Fans love "The Lamb Lies Down On Broadway" as do I but to call it their BEST work I just don't agree with that I know many fans consider it the holy grail of Genesis albums but I just don't agree with it being their best but that's just my opinion doesn't make me right but great interview nevertheless.
The Lamia is my favorite track on TLLDOB
Lots of Genesis fans would agree with you.
"The Lamia" is such a diamond, but rock radio never allows it to 'shine'
He's played a lot of the songs from the Lamb live.
There's another great guitar solo on this album and you can find it on «Here Comes The Supernatural Anesthaetist», a track often neglected but very special. The solo last almost 2 minutes, very expressive!
The Lamb is not Genesis’ best album and true Genesis fans knows this! Selling England by the Pound would be the tour I’d love to see, unfortunately Peter cannot sing anymore. Adore Steve’s reference to Shakespeare!
Really? And just what makes a "true" Genesis fan Lynne and have you interviewed all of those that put Lamb on top as to their Genesis fan-trueness?
What a silly comment. Not all Genesis fans have the same favourite album.
Just had to click on to find out if 'Lamb......' was going to be correct guess
That aged well 😅
That’s not entirely true. He does some cuts . The lamia, chambers, and fly on the windshield and lamb lies down. But I get his point. The rest of the album does not lend itself to life in itself in itself entirely
Lamb is up there with let it be, ziggy, machine head, lz1, etc. Thinking it cut down sends chills
Are you still worth a million dollars? 😂
One of Steve's best moments in Genesis was the fill that Steve does in the bridge behind "Though man-made light at night is very bright...".
Also be seems to forget his solo on Anyway and the whole Supernatural Anaesthetist. I also love his fills In the Rapids.
Sometimes I can't decide which solo I love more on the Lamb, but those goose-bump moment fills are the very sound that drew me to Genesis. I think Steve vastly underestimates how much he is the guy that can do more with less. And how much that is a brand he has.
When it comes to successful and acclaimed albums generated from a band in utter turmoil, give me Fleetwood Mac's concise and concentrated _Rumours_ over the excess of The Beatles' _White Album_ or Genesis' _The Lamb Lies Down on Broadway._
Listen closely to "The Lamb" and you'll see(hear) that Steve was pretty much relegated to doing only solos throughout the record. It's mostly Banks and Rutherford(of course) writing and performing the album...with Phil doing some very admirable drumming.
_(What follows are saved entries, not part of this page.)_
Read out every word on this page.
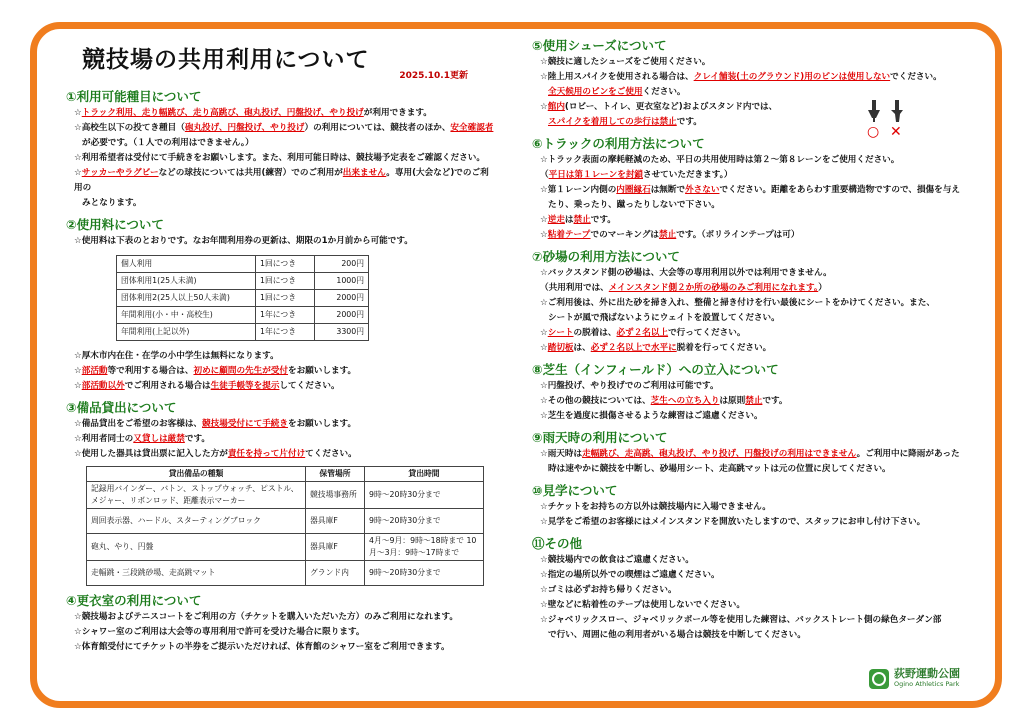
競技場の共用利用について
2025.10.1更新
①利用可能種目について

☆トラック利用、走り幅跳び、走り高跳び、砲丸投げ、円盤投げ、やり投げが利用できます。

☆高校生以下の投てき種目（砲丸投げ、円盤投げ、やり投げ）の利用については、競技者のほか、安全確認者

が必要です。（１人での利用はできません。）

☆利用希望者は受付にて手続きをお願いします。また、利用可能日時は、競技場予定表をご確認ください。

☆サッカーやラグビーなどの球技については共用(練習）でのご利用が出来ません。専用(大会など)でのご利用の

みとなります。

②使用料について

☆使用料は下表のとおりです。なお年間利用券の更新は、期限の1か月前から可能です。

個人利用	1回につき	200円
団体利用1(25人未満)	1回につき	1000円
団体利用2(25人以上50人未満)	1回につき	2000円
年間利用(小・中・高校生)	1年につき	2000円
年間利用(上記以外)	1年につき	3300円

☆厚木市内在住・在学の小中学生は無料になります。

☆部活動等で利用する場合は、初めに顧問の先生が受付をお願いします。

☆部活動以外でご利用される場合は生徒手帳等を提示してください。

③備品貸出について

☆備品貸出をご希望のお客様は、競技場受付にて手続きをお願いします。

☆利用者同士の又貸しは厳禁です。

☆使用した器具は貸出票に記入した方が責任を持って片付けてください。

貸出備品の種類	保管場所	貸出時間
記録用バインダー、バトン、ストップウォッチ、ピストル、メジャー、リボンロッド、距離表示マーカー	競技場事務所	9時～20時30分まで
周回表示器、ハードル、スターティングブロック	器具庫F	9時～20時30分まで
砲丸、やり、円盤	器具庫F	4月～9月：9時～18時まで 10月～3月：9時～17時まで
走幅跳・三段跳砂場、走高跳マット	グランド内	9時～20時30分まで
④更衣室の利用について

☆競技場およびテニスコートをご利用の方（チケットを購入いただいた方）のみご利用になれます。

☆シャワー室のご利用は大会等の専用利用で許可を受けた場合に限ります。

☆体育館受付にてチケットの半券をご提示いただければ、体育館のシャワー室をご利用できます。

⑤使用シューズについて

☆競技に適したシューズをご使用ください。

☆陸上用スパイクを使用される場合は、クレイ舗装(土のグラウンド)用のピンは使用しないでください。

全天候用のピンをご使用ください。

☆館内(ロビー、トイレ、更衣室など)およびスタンド内では、

スパイクを着用しての歩行は禁止です。

⑥トラックの利用方法について

☆トラック表面の摩耗軽減のため、平日の共用使用時は第２～第８レーンをご使用ください。

（平日は第１レーンを封鎖させていただきます。）

☆第１レーン内側の内圏縁石は無断で外さないでください。距離をあらわす重要構造物ですので、損傷を与え

たり、乗ったり、蹴ったりしないで下さい。

☆逆走は禁止です。

☆粘着テープでのマーキングは禁止です。（ポリラインテープは可）

⑦砂場の利用方法について

☆バックスタンド側の砂場は、大会等の専用利用以外では利用できません。

（共用利用では、メインスタンド側２か所の砂場のみご利用になれます。）

☆ご利用後は、外に出た砂を掃き入れ、整備と掃き付けを行い最後にシートをかけてください。また、

シートが風で飛ばないようにウェイトを設置してください。

☆シートの脱着は、必ず２名以上で行ってください。

☆踏切板は、必ず２名以上で水平に脱着を行ってください。

⑧芝生（インフィールド）への立入について

☆円盤投げ、やり投げでのご利用は可能です。

☆その他の競技については、芝生への立ち入りは原則禁止です。

☆芝生を過度に損傷させるような練習はご遠慮ください。

⑨雨天時の利用について

☆雨天時は走幅跳び、走高跳、砲丸投げ、やり投げ、円盤投げの利用はできません。ご利用中に降雨があった

時は速やかに競技を中断し、砂場用シート、走高跳マットは元の位置に戻してください。

⑩見学について

☆チケットをお持ちの方以外は競技場内に入場できません。

☆見学をご希望のお客様にはメインスタンドを開放いたしますので、スタッフにお申し付け下さい。

⑪その他

☆競技場内での飲食はご遠慮ください。

☆指定の場所以外での喫煙はご遠慮ください。

☆ゴミは必ずお持ち帰りください。

☆壁などに粘着性のテープは使用しないでください。

☆ジャベリックスロー、ジャベリックボール等を使用した練習は、バックストレート側の緑色ターダン部

で行い、周囲に他の利用者がいる場合は競技を中断してください。

○ ✕
荻野運動公園
Ogino Athletics Park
No wonder Steve shies away from performing the whole album...he's only featured in rare instances, and there are long sections of the album where he doesn't play at all. There are a number of prog bands that have tackled the whole album, and have presented a "guitarist's path" through it, most notably(IMHO) The Rock Orchestra's version which you can find on UA-cam. They come off as a "Community Theater" type of operation, but the guitarist stays "busy" throughout the performance, something that Steve should take note of.
I think if you listen more closely you’ll hear his parts. He’s got piles of quirky lines throughout, but that are low in the mix and often very difficult to hear. But sure, go ahead and give him your advice.